After his release, Cole moved to Dallas, Texas, where his brother Richard had been living. He met, and eventually married, a woman named Billie Whitworth, who was a stripper and an alcoholic. This marriage did not change his perspective towards women. The two divorced after two years when Cole burned down a motel, convinced that Whitworth was inside having sex with other men. He was arrested for arson.
After his release from prison, he attempted to strangle an 11 year old girl in Missouri. For this incident, he was arrested and spent five years in prison.
When his sentence in Missouri was finished, he traveled to Nevada and attempted to strangle two women. Noting that he had a problem, he checked himself into a mental hospital. The doctors there took note of his murderous thoughts and fantasies, but still decided not to detain him, and discharged him with a ticket to San Diego.
Murders
Cole’s “first” murder victim was a woman named Essie L. Buck, who he had picked up in a San Diego tavern on May 7th, 1971. He strangled her to death inside of his car and drove around with her body in the trunk before dumping it. Two weeks later, he murdered an unnamed woman and buried her in a wooded area. His reasoning for these murders was that these women were unfaithful to their husbands, and they reminded him of his mother and her adulterous ways.
Cole married a barmaid named Diana Faye Younglove Pashal in July 1973. Like his first wife, Pashal was also an alcoholic. They fought often, and Cole usually took off on his own for days at a time and commit murders. During one of these trips away from home, he allegedly cannibalized a woman to a point.
In September 1979, Cole strangled his wife to death. A neighbor, suspicious at Pashal’s disappearance, called the police eight days later. Authorities found her body wrapped in a blanket and stuffed in a closet, but decided cause of death was due to her heavy drinking. Cole was released and all charges were dismissed.
Cole left San Diego and ended up in Las Vegas. He met a woman named Marie Cushman in a bar in 1979. That same evening, the two had sex in a motel and Cole strangled her to death.
After murdering Cushman, Cole moved back to Dallas, where he had strangled three more women by November 1980. He was a suspect in the second murder and was also found at the scene of the third killing. Police arrested him and held him in custody. Authorities concluded the third victim probably succumbed to a natural death, but Cole confessed to her murder and several others.

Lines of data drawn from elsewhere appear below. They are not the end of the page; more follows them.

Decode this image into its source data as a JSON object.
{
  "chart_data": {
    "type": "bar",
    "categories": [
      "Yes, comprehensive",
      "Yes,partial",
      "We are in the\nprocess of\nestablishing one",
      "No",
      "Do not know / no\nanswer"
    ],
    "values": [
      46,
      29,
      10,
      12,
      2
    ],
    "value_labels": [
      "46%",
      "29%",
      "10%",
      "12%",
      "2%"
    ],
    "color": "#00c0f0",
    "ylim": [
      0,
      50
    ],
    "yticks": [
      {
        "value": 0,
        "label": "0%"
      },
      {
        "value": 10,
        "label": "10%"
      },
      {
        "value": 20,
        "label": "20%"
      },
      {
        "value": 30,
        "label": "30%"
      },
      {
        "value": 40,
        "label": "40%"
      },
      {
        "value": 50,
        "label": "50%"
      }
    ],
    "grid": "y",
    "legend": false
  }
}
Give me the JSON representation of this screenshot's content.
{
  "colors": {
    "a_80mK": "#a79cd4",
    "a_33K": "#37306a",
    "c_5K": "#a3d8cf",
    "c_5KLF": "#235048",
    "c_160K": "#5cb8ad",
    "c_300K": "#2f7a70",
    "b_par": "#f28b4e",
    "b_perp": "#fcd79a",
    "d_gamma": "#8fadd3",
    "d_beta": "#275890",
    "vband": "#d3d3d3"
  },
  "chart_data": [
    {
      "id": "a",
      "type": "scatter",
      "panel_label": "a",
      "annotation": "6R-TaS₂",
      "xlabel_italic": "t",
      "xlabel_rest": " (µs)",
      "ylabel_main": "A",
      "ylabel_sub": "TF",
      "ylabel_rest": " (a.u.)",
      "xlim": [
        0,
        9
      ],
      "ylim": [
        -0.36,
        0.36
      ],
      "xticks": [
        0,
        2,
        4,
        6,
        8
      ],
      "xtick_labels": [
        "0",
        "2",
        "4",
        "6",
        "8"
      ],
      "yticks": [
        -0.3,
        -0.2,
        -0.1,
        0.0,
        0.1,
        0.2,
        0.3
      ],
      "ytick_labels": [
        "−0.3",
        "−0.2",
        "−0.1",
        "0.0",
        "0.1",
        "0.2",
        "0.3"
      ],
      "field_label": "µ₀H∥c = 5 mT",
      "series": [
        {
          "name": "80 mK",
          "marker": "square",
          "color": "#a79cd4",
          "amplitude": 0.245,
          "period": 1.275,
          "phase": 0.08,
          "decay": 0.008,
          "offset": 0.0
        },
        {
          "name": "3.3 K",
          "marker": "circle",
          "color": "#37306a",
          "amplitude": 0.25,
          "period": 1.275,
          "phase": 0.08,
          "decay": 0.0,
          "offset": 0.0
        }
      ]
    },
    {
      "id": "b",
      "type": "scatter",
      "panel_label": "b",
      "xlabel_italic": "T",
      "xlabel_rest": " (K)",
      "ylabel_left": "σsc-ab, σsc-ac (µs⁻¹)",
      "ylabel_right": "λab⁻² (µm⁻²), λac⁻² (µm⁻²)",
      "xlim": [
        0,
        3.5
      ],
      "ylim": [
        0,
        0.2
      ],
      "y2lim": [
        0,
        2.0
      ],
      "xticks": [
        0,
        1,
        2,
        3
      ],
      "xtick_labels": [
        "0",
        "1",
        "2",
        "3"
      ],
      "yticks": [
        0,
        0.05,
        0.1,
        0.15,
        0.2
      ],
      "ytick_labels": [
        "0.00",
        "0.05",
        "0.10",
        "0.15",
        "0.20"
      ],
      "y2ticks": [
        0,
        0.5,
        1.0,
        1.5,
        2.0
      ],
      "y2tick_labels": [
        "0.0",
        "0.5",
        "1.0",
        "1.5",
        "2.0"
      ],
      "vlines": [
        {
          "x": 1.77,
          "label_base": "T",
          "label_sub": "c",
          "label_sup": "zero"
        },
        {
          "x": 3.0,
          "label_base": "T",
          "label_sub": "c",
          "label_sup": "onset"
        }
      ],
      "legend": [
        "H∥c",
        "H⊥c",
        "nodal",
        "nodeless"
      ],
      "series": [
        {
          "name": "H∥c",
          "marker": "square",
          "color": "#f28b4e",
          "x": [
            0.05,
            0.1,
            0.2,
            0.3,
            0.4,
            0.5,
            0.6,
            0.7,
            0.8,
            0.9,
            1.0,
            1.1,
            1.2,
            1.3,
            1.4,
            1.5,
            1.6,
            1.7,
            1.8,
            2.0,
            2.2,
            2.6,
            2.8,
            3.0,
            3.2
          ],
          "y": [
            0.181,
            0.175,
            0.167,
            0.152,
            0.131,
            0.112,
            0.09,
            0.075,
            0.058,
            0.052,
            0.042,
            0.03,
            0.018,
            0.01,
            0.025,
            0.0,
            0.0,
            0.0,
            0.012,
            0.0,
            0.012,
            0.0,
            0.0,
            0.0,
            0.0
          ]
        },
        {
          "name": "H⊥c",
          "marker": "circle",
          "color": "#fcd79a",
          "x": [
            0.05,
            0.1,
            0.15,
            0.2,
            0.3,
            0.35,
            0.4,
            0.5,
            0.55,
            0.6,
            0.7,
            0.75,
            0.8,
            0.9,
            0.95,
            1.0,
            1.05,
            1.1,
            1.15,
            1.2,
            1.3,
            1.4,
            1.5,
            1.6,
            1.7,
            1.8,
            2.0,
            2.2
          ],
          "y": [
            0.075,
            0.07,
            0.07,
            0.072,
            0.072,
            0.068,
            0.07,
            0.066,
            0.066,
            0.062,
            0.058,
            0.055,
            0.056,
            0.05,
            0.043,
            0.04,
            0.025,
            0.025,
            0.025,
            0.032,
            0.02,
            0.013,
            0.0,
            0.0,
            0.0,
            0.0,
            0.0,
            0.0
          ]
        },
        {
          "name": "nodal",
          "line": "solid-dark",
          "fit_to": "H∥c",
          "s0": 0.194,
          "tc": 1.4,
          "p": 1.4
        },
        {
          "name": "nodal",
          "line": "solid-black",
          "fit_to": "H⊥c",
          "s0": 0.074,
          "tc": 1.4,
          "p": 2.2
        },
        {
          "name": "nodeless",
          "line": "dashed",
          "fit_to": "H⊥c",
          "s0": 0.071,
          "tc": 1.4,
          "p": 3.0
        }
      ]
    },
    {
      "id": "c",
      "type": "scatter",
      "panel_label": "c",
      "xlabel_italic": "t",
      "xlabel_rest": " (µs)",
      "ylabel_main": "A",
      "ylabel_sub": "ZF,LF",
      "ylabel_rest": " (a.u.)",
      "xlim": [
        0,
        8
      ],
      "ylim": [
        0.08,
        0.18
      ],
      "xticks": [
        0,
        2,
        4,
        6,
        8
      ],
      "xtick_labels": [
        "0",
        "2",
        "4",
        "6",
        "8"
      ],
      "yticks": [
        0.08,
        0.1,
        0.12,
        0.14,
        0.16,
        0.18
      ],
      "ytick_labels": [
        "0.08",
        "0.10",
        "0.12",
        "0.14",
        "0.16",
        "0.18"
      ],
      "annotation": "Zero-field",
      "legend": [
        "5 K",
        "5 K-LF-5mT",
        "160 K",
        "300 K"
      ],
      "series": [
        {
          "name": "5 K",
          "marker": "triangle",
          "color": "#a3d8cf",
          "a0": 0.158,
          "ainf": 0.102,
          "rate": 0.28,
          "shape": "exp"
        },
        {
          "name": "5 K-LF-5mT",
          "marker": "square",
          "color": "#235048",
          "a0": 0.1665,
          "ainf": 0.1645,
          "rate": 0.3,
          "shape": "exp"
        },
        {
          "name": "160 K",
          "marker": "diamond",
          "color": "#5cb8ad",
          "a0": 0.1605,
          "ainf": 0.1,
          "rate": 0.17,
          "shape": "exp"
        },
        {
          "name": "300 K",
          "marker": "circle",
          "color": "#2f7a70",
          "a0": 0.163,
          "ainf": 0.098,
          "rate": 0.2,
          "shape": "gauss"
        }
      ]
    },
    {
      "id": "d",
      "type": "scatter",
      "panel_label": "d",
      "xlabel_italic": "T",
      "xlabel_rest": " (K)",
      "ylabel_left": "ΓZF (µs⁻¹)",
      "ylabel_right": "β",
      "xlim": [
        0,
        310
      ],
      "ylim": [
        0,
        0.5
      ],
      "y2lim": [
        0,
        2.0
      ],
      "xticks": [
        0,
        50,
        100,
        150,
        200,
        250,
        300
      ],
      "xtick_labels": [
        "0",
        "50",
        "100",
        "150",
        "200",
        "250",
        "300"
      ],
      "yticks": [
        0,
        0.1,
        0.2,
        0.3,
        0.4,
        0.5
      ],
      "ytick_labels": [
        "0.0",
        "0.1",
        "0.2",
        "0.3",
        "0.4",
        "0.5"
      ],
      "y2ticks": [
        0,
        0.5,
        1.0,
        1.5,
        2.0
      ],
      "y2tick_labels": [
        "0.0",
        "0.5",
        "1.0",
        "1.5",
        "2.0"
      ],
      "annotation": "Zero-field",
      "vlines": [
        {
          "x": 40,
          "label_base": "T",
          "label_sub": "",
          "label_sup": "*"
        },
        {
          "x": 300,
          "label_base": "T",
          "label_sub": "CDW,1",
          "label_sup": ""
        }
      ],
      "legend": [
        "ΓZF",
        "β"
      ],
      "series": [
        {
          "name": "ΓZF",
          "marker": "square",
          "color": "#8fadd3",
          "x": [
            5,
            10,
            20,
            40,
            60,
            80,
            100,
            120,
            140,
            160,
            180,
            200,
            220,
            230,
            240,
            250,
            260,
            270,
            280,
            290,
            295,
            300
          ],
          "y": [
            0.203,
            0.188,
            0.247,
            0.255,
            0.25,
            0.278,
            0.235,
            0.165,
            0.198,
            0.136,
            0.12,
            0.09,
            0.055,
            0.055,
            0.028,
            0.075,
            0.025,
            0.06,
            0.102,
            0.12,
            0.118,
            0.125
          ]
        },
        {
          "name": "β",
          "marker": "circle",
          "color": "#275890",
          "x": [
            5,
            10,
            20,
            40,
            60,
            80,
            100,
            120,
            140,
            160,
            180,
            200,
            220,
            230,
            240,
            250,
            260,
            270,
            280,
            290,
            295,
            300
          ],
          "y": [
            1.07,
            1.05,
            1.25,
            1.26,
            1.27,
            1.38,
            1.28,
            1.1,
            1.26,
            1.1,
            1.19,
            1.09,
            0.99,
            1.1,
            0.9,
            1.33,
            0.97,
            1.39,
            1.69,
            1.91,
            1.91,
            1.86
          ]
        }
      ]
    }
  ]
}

He told police that he had murdered fourteen women over a nine year period, but that he was unsure of that count because he was usually drunk during the murders.
Conviction
Cole was convicted of the three murders he committed in Texas on April 9th, 1981, and sentenced to life in prison. In 1984, Cole’s mother passed away and this reportedly triggered a change in his attitude. He agreed to face additional murder charges in Nevada, even if that meant he would receive the death penalty.

He was extradited to Nevada in February 1984, where he was convicted for the deaths of two women in 1977 and 1979. Cole was sentenced to death in Nevada in October 1984. The American Civil Liberties Union tried to have his sentence commuted, but Cole protested and accepted his sentence. He was executed by lethal injection at the Nevada State Prison on December 6th, 1985.